I will post quotes here as I come across them:
The most important task confronting the control system analyst is developing a mathematical model of the process of interest. In many situations the essence of the analytical design problem is in the modeling: once that is done the rest of the analysis falls quickly into place.
Control System Design: An Introduction to State-Space Methods, by Bernard Friedland
This 3 minute YouTube video proposes a nice, simple five-step process:
STUDY -> MODEL -> ANALYZE -> DESIGN -> VERIFY
Credit: Jonathan Sprinkle, Aug 30, 2013
The process of designing a control system usually makes many demands of the
engineer or engineering team. These demands often emerge in a step by step design
procedure as follows:
1. Study the system (plant) to be controlled and obtain initial information about the control objectives.
2. Model the system and simplify the model, if necessary.
Multivariable Feedback Control Analysis and design by S. Skogestad and I. Postlethwaite, 2001
The construction of knowledge-driven models starts by analyzing the dominant phenomena at play, making simplifying assumptions and writing material, momentum, and/or energy balances around each part of the system under investigation.
Bonvin et al. Linking Models and Experiments, Ind. Eng. Chem. Res. 2016, 55, 6891−6903
An essential feature of control and optimisation strategies is the availability of mathematical models that accurately describe the steady-state and dynamic characteristics of the process in the whole operating range, including its non-linear behaviour.

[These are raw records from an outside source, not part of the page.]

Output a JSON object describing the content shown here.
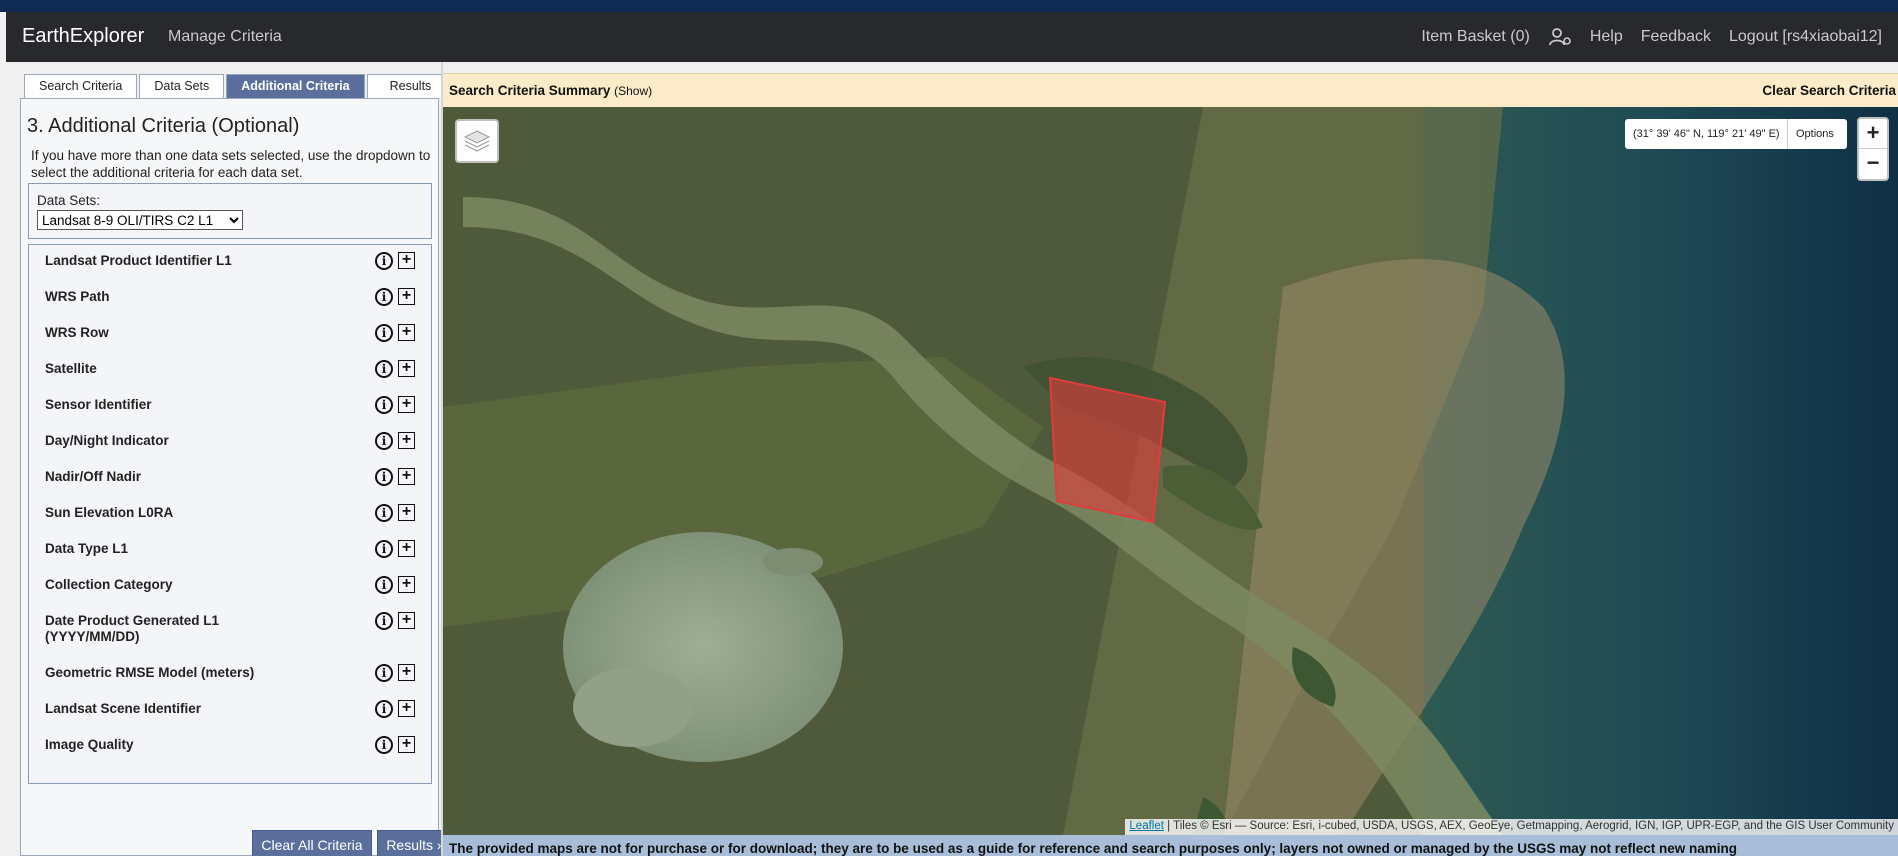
{
  "header": {
    "brand": "EarthExplorer",
    "manage": "Manage Criteria",
    "item_basket": "Item Basket (0)",
    "help": "Help",
    "feedback": "Feedback",
    "logout": "Logout [rs4xiaobai12]"
  },
  "tabs": [
    {
      "label": "Search Criteria"
    },
    {
      "label": "Data Sets"
    },
    {
      "label": "Additional Criteria",
      "active": true
    },
    {
      "label": "Results"
    }
  ],
  "panel": {
    "title": "3. Additional Criteria (Optional)",
    "help": "If you have more than one data sets selected, use the dropdown to select the additional criteria for each data set.",
    "datasets_label": "Data Sets:",
    "datasets_selected": "Landsat 8-9 OLI/TIRS C2 L1",
    "criteria": [
      {
        "name": "Landsat Product Identifier L1"
      },
      {
        "name": "WRS Path"
      },
      {
        "name": "WRS Row"
      },
      {
        "name": "Satellite"
      },
      {
        "name": "Sensor Identifier"
      },
      {
        "name": "Day/Night Indicator"
      },
      {
        "name": "Nadir/Off Nadir"
      },
      {
        "name": "Sun Elevation L0RA"
      },
      {
        "name": "Data Type L1"
      },
      {
        "name": "Collection Category"
      },
      {
        "name": "Date Product Generated L1 (YYYY/MM/DD)"
      },
      {
        "name": "Geometric RMSE Model (meters)"
      },
      {
        "name": "Landsat Scene Identifier"
      },
      {
        "name": "Image Quality"
      }
    ],
    "info_glyph": "i",
    "plus_glyph": "+",
    "clear_all": "Clear All Criteria",
    "results": "Results »"
  },
  "summary": {
    "title": "Search Criteria Summary",
    "show": "(Show)",
    "clear": "Clear Search Criteria"
  },
  "map": {
    "coords": "(31° 39' 46\" N, 119° 21' 49\" E)",
    "options": "Options",
    "zoom_in": "+",
    "zoom_out": "−",
    "attribution_link": "Leaflet",
    "attribution_text": " | Tiles © Esri — Source: Esri, i-cubed, USDA, USGS, AEX, GeoEye, Getmapping, Aerogrid, IGN, IGP, UPR-EGP, and the GIS User Community",
    "polygon_color": "#e23b3b"
  },
  "notice": "The provided maps are not for purchase or for download; they are to be used as a guide for reference and search purposes only; layers not owned or managed by the USGS may not reflect new naming"
}
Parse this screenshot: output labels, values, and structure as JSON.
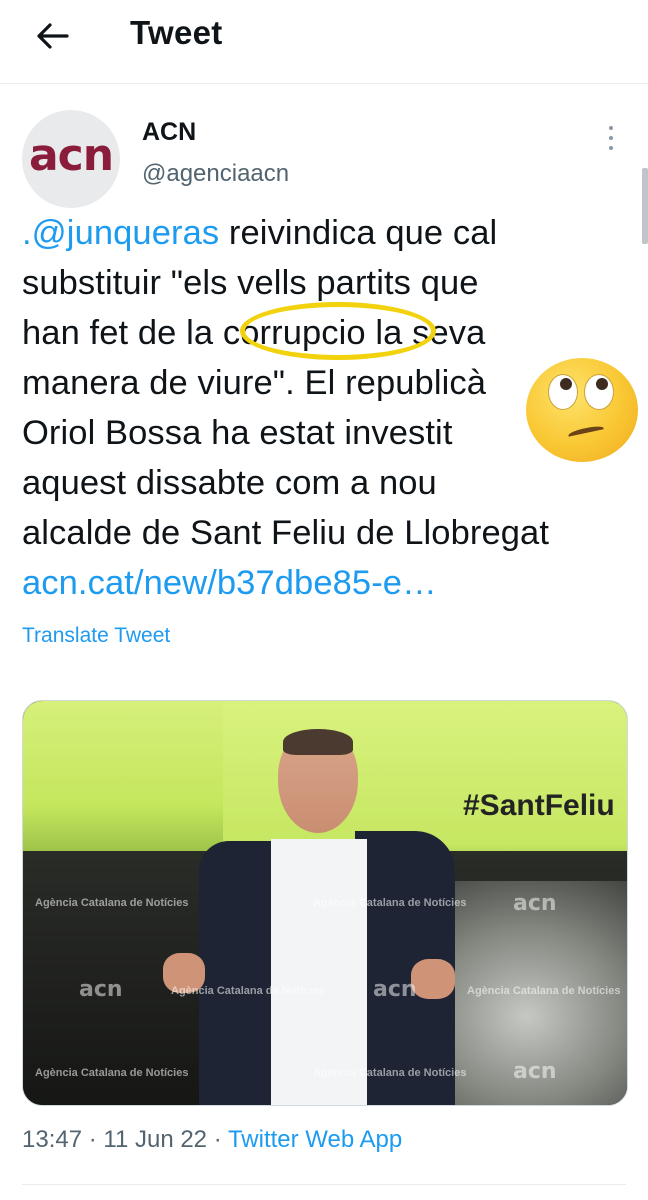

Hodouin et al. State of the art and challenges in mineral processing control, Control Engineering Practice 9 (2001) 995–1005
From course notes for GEL-2005 Linear Systems and Control Course, U Laval, André Desbiens, 2019:
Il faut en effet bien connaître comment se comporte le procédé si on désire bien le contrôler.
Which roughly translates as:
You really need to know how the process behaves if you want to control it.